6. Notwithstanding the strike-out the unfair dismissal claim was considered at the hearing (before Judge Shotter) after all, on the basis that the one-year limit was not applicable insofar as the Claimant's claim could/should be read as one of dismissal for asserting a statutory right, namely some of the rights asserted under box 5 (s. 104). It's not clear who raised that. It's not even clear that the Judge was aware of the strike-out, although surely she must have been?
7. The unfair dismissal claim is addressed at paras. 26-30 of the Reasons. The language and the analysis is a bit muddled, but the reasoning seems to be (a) that the claim under s. 104 failed because the Claimant's reason for resigning was not any conduct by the Respondent associated with his assertion of a statutory right but the fact that he had been asked for proof of his immigration status; and (b) that the Tribunal had no jurisdiction to entertain any "ordinary" claim of unfair dismissal. In practice, therefore, the Tribunal did accept jurisdiction in respect of the s. 104 issue but dismissed the claim on the merits, i.e. on the basis that there had been no (constructive) dismissal.

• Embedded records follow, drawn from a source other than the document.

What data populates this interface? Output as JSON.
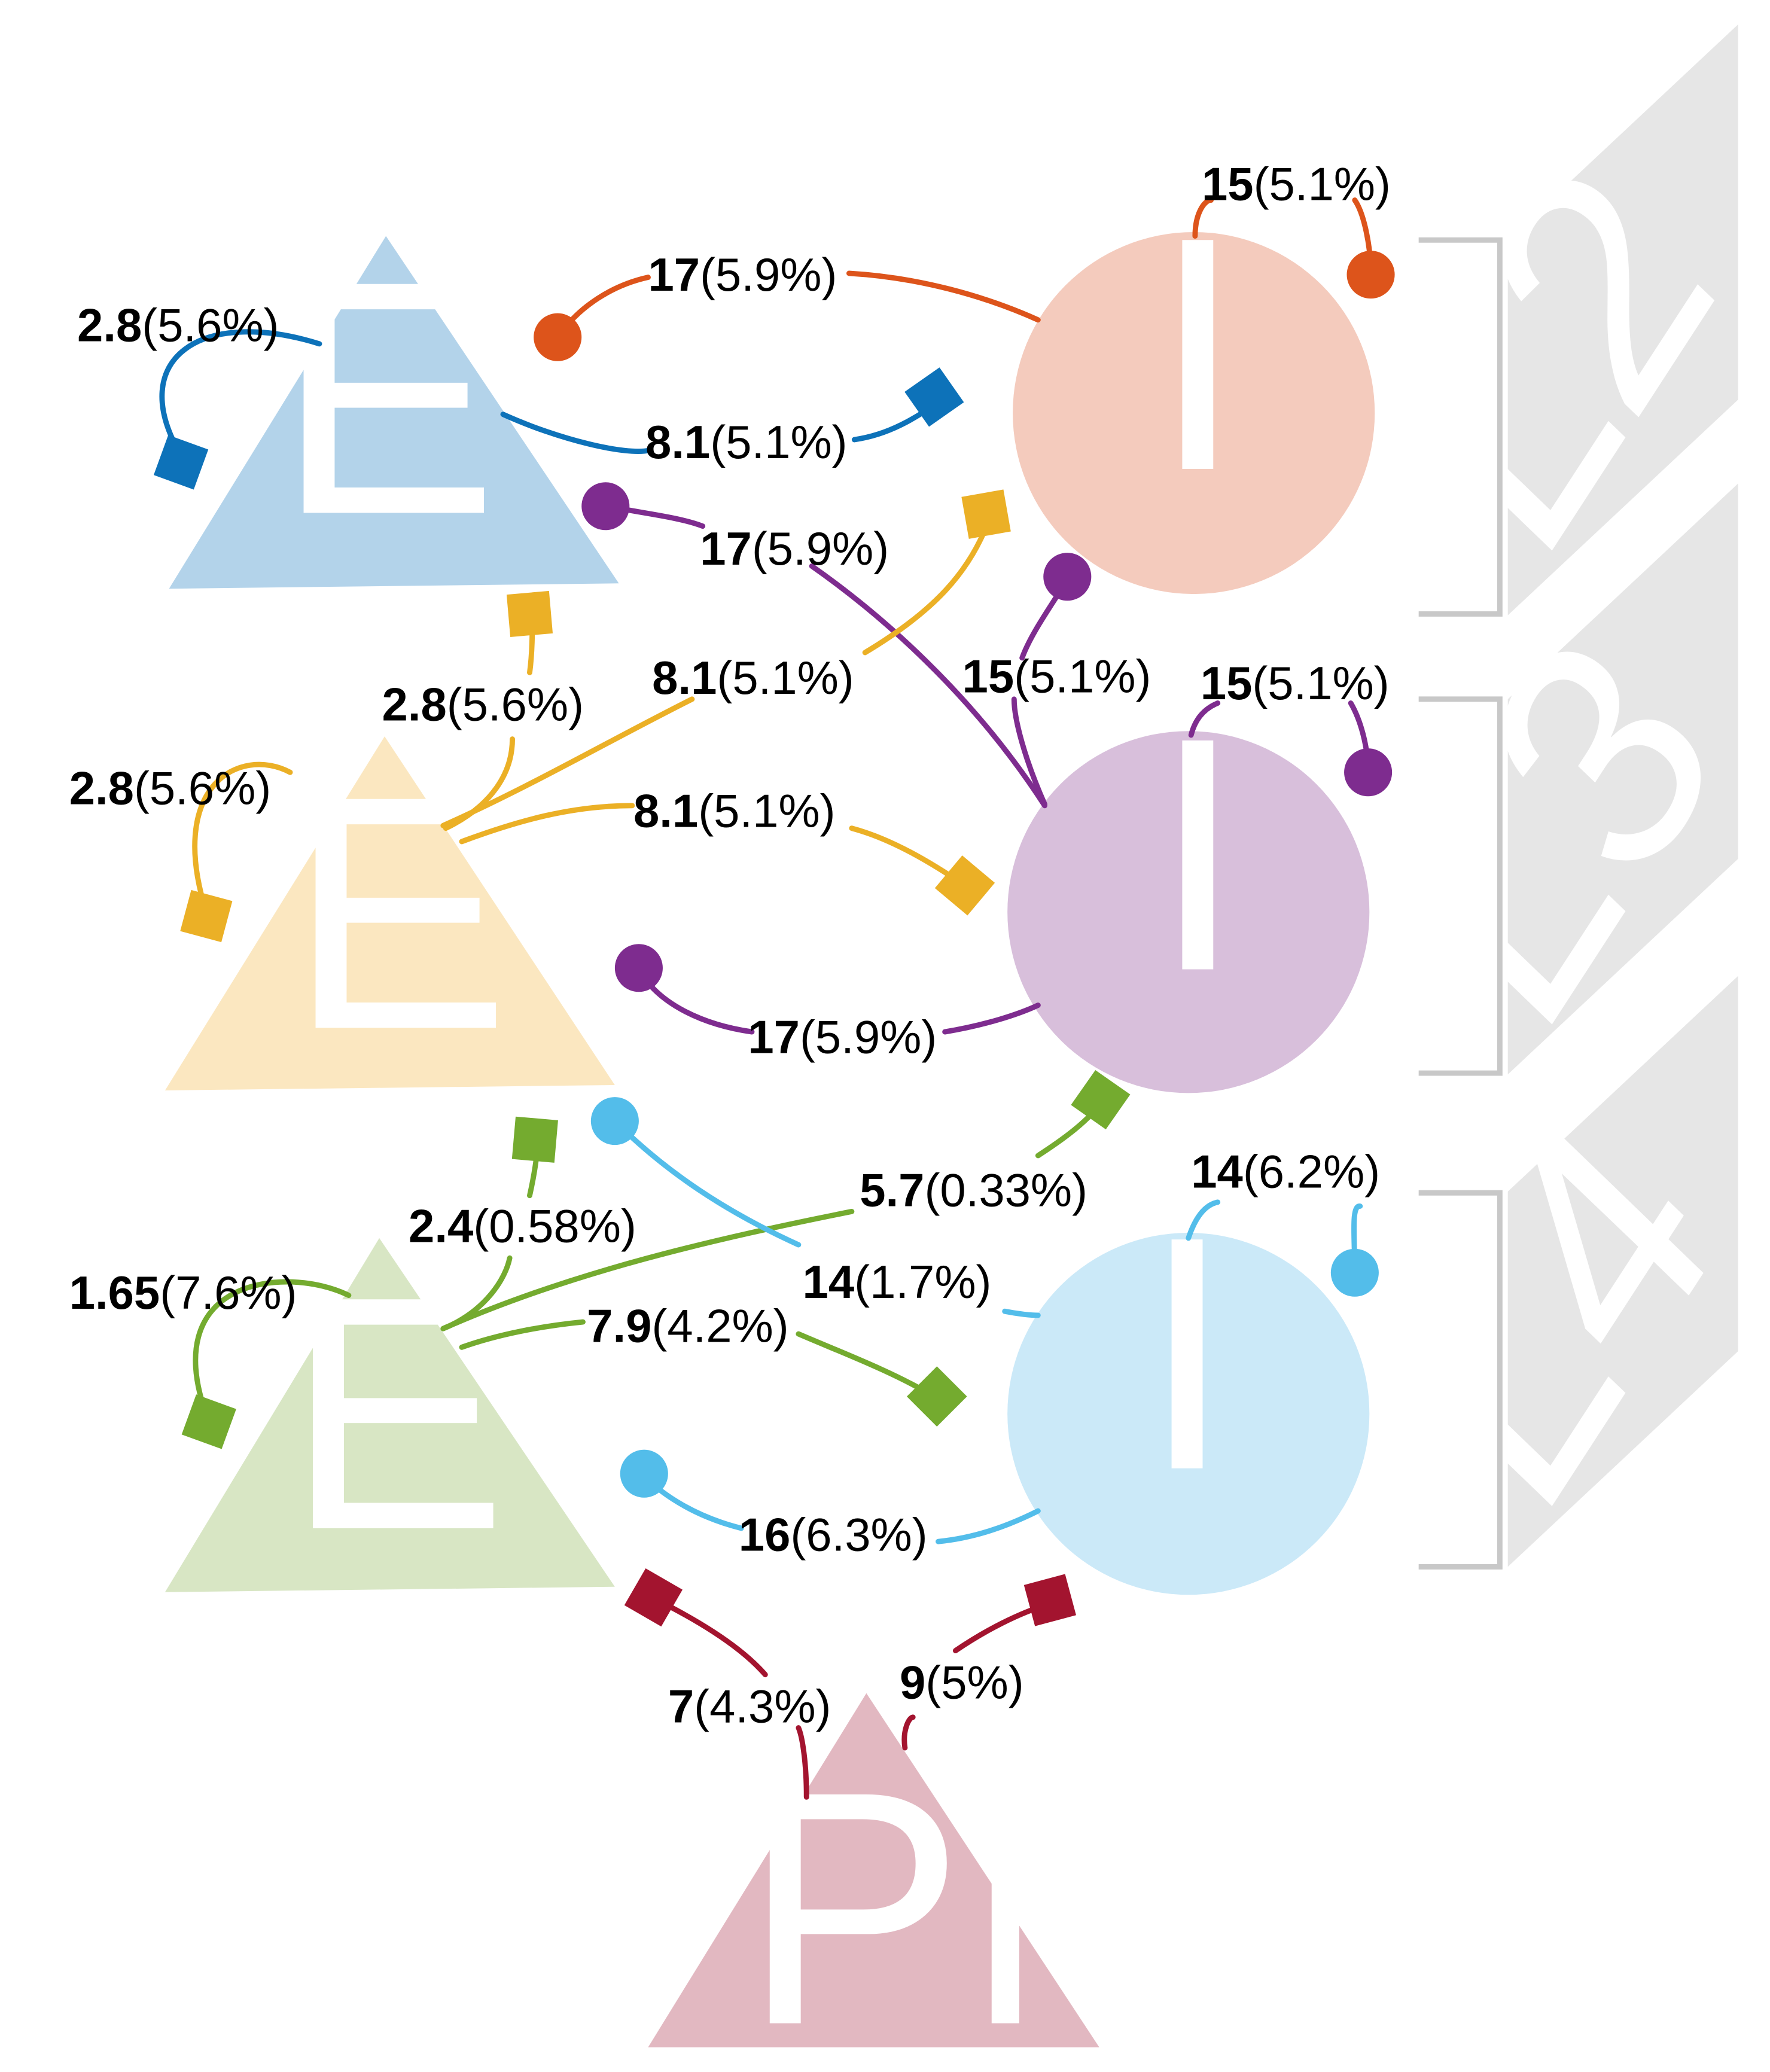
{
  "layers": [
    "L2",
    "L3",
    "L4"
  ],
  "nodes": {
    "e_l2": "E",
    "i_l2": "I",
    "e_l3": "E",
    "i_l3": "I",
    "e_l4": "E",
    "i_l4": "I",
    "vpm": "VPM"
  },
  "colors": {
    "e_l2": "#b3d3ea",
    "i_l2": "#f4cbbd",
    "e_l3": "#fbe7c0",
    "i_l3": "#d8bfdb",
    "e_l4": "#d8e6c4",
    "i_l4": "#cbe9f8",
    "vpm": "#e2b8c1",
    "edge_e_l2": "#0d72b9",
    "edge_i_l2": "#dd541b",
    "edge_e_l3": "#ebb026",
    "edge_i_l3": "#7e2c8f",
    "edge_e_l4": "#74ab2f",
    "edge_i_l4": "#53bdea",
    "edge_vpm": "#a3142f",
    "layer_box": "#e6e6e6",
    "bracket": "#c8c8c8"
  },
  "edges": [
    {
      "id": "e2_self",
      "bold": "2.8",
      "pct": "(5.6%)"
    },
    {
      "id": "e2_i2",
      "bold": "8.1",
      "pct": "(5.1%)"
    },
    {
      "id": "i2_e2",
      "bold": "17",
      "pct": "(5.9%)"
    },
    {
      "id": "i2_self",
      "bold": "15",
      "pct": "(5.1%)"
    },
    {
      "id": "i3_e2",
      "bold": "17",
      "pct": "(5.9%)"
    },
    {
      "id": "e3_e2",
      "bold": "2.8",
      "pct": "(5.6%)"
    },
    {
      "id": "e3_i2",
      "bold": "8.1",
      "pct": "(5.1%)"
    },
    {
      "id": "i3_i2",
      "bold": "15",
      "pct": "(5.1%)"
    },
    {
      "id": "i3_self",
      "bold": "15",
      "pct": "(5.1%)"
    },
    {
      "id": "e3_self",
      "bold": "2.8",
      "pct": "(5.6%)"
    },
    {
      "id": "e3_i3",
      "bold": "8.1",
      "pct": "(5.1%)"
    },
    {
      "id": "i3_e3",
      "bold": "17",
      "pct": "(5.9%)"
    },
    {
      "id": "e4_i3",
      "bold": "5.7",
      "pct": "(0.33%)"
    },
    {
      "id": "i4_self",
      "bold": "14",
      "pct": "(6.2%)"
    },
    {
      "id": "e4_e3",
      "bold": "2.4",
      "pct": "(0.58%)"
    },
    {
      "id": "i4_e3",
      "bold": "14",
      "pct": "(1.7%)"
    },
    {
      "id": "e4_self",
      "bold": "1.65",
      "pct": "(7.6%)"
    },
    {
      "id": "e4_i4",
      "bold": "7.9",
      "pct": "(4.2%)"
    },
    {
      "id": "i4_e4",
      "bold": "16",
      "pct": "(6.3%)"
    },
    {
      "id": "vpm_e4",
      "bold": "7",
      "pct": "(4.3%)"
    },
    {
      "id": "vpm_i4",
      "bold": "9",
      "pct": "(5%)"
    }
  ]
}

8. What the Claimant says is that, that being so, he stood down his witnesses under a misapprehension: he was told unfair dismissal was not on the agenda, but it was.
9. That must raise an (at least) arguable case of procedural unfairness. But whether there was any substantial injustice depends on what the witnesses could have said on the dispositive issue. The issue is the Claimant's own state of mind, i.e. what he was resigning in response to; and it seems rather unlikely they could have assisted on that; but I couldn't rule 3 it on that basis. (I'm not sure also what orders there were for witness statements and whether he had complied with them.)”
6. At paragraph 3 of the judgment at that preliminary hearing the EAT said this:
“The matter must inevitably return to the Employment Tribunal for a determination by a three-person Tribunal with a different Judge. The appeal could be allowed if this were a full hearing. At the moment we do not have power to do that and, having heard Ms Bibi, what we propose to do is to order a full hearing and to give the Respondent 14 days to provide its answer and to say whether it is prepared to agree that this appeal should be allowed by consent and if so then the direction will be that this case be heard as we have said above.”